One of the most celebrated Artesian Wells is that bored by the Messrs. Mulot at Grenelle, in Paris, which occupied 7 years, 1 month, 26 days, to the depth of 1794 English feet; or 1941 feet below the depth at which M. Elie de Beaumont, the geologist, foretold that water would be found. The sound or borer weighed 20,000 lbs. and was treble the height of the dome of the Hospital of the Invalides, at Paris. In May 1837, , when the bore had reached 1246 feet, 8 inches, the great chisel, and 262 feet of rods, fell to the bottom; and, although these weighed five tons, M. Mulot tapped a screw on the head of the rods, and thus, connecting another length to the end, after

fifteen months' labour, drew up the chisel! On another occasion, this chisel, having been raised with great force, sunk at one stroke 85 feet 3 inches into the chalk!

It is generally supposed that a provincial well-digger introduced into England the process of boring for water by the Artesian method, and that Tottenham was the site of the first boring, about 1822. The priority of the invention is, however, due to Mr. Benjamin Vulliamy, who, upon his estate of Norlands, at the foot of Notting Hill, bored the first complete and overflowing well by means of a tube. Mr. Vulliamy, who was a man of scientific repute, and a skilful mechanician, finished his arduous work in November 1794. He began to sink his well in the usual manner; it had a diameter of 4 feet, the landsprings were stopped out, and the well was sunk and steined to the bottom. When the workmen had got to the depth of 236 feet, thinking the water to be not very far off, they did not consider it safe to sink any deeper. A double thickness of steining was then made about 6 feet from the bottom upwards, and a borer of 5 inches' diameter was used. A copper pipe of the same diameter as the borer was driven down the bore-hole 24 feet, at which depth the borer pierced through the rock into the water; and, by the manner of its going through, it probably broke into a stratum containing water and sand. At the time the borer thrust through, the top of the copper pipe was about three feet above the bottom of the well: a mixture of sand and water instantly rushed in through the aperture of the pipe; and in less than an hour and a half the water of the well stood within 17 feet of the surface; it rose the first 124 feet in 11 minutes, and the remaining 119 feet in 1 hour 9 minutes. The boring was then found filled with sand to the depth of 96 feet, the removal of which was a work of difficulty, as was also the rebuilding of a portion of the brickwork; but at length the water ran over the top of the well.

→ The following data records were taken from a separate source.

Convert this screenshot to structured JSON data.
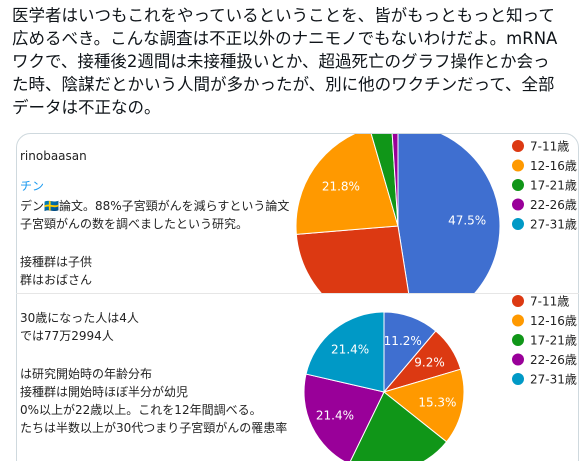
{
  "tweet": {
    "lines": [
      "医学者はいつもこれをやっているということを、皆がもっともっと知って",
      "広めるべき。こんな調査は不正以外のナニモノでもないわけだよ。mRNA",
      "ワクで、接種後2週間は未接種扱いとか、超過死亡のグラフ操作とか会っ",
      "た時、陰謀だとかいう人間が多かったが、別に他のワクチンだって、全部",
      "データは不正なの。"
    ]
  },
  "image_text": {
    "panel1": [
      "rinobaasan",
      "チン",
      "デン🇸🇪論文。88%子宮頸がんを減らすという論文",
      "子宮頸がんの数を調べましたという研究。",
      "接種群は子供",
      "群はおばさん"
    ],
    "panel2": [
      "30歳になった人は4人",
      "では77万2994人",
      "は研究開始時の年齢分布",
      "接種群は開始時ほぼ半分が幼児",
      "0%以上が22歳以上。これを12年間調べる。",
      "たちは半数以上が30代つまり子宮頸がんの罹患率"
    ]
  },
  "chart_data": [
    {
      "type": "pie",
      "categories": [
        "27-31歳",
        "7-11歳",
        "12-16歳",
        "17-21歳",
        "22-26歳"
      ],
      "values": [
        47.5,
        26.2,
        21.8,
        3.5,
        1.0
      ],
      "value_labels": [
        "47.5%",
        null,
        "21.8%",
        null,
        null
      ],
      "colors": [
        "#3f6fd0",
        "#dc3912",
        "#ff9900",
        "#109618",
        "#990099"
      ],
      "legend": [
        {
          "name": "7-11歳",
          "color": "#dc3912"
        },
        {
          "name": "12-16歳",
          "color": "#ff9900"
        },
        {
          "name": "17-21歳",
          "color": "#109618"
        },
        {
          "name": "22-26歳",
          "color": "#990099"
        },
        {
          "name": "27-31歳",
          "color": "#0099c6"
        }
      ]
    },
    {
      "type": "pie",
      "categories": [
        null,
        "7-11歳",
        "12-16歳",
        "17-21歳",
        "22-26歳",
        "27-31歳"
      ],
      "values": [
        11.2,
        9.2,
        15.3,
        21.5,
        21.4,
        21.4
      ],
      "value_labels": [
        "11.2%",
        "9.2%",
        "15.3%",
        null,
        "21.4%",
        "21.4%"
      ],
      "colors": [
        "#3f6fd0",
        "#dc3912",
        "#ff9900",
        "#109618",
        "#990099",
        "#0099c6"
      ],
      "legend": [
        {
          "name": "7-11歳",
          "color": "#dc3912"
        },
        {
          "name": "12-16歳",
          "color": "#ff9900"
        },
        {
          "name": "17-21歳",
          "color": "#109618"
        },
        {
          "name": "22-26歳",
          "color": "#990099"
        },
        {
          "name": "27-31歳",
          "color": "#0099c6"
        }
      ]
    }
  ]
}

The depth of the Grenelle Well is nearly four times the height of Strasbourg Cathedral; more than six times the height of the Hospital of the Invalides at Paris; more than four times the height of St. Peter's at Rome; nearly four times and a half the height of St. Paul's, and nine times the height of the Monument, London. Lastly, suppose all the above edifices to be piled upon each other, from the base-line of the Well of Grenelle, and they would reach within 11 feet of its surface.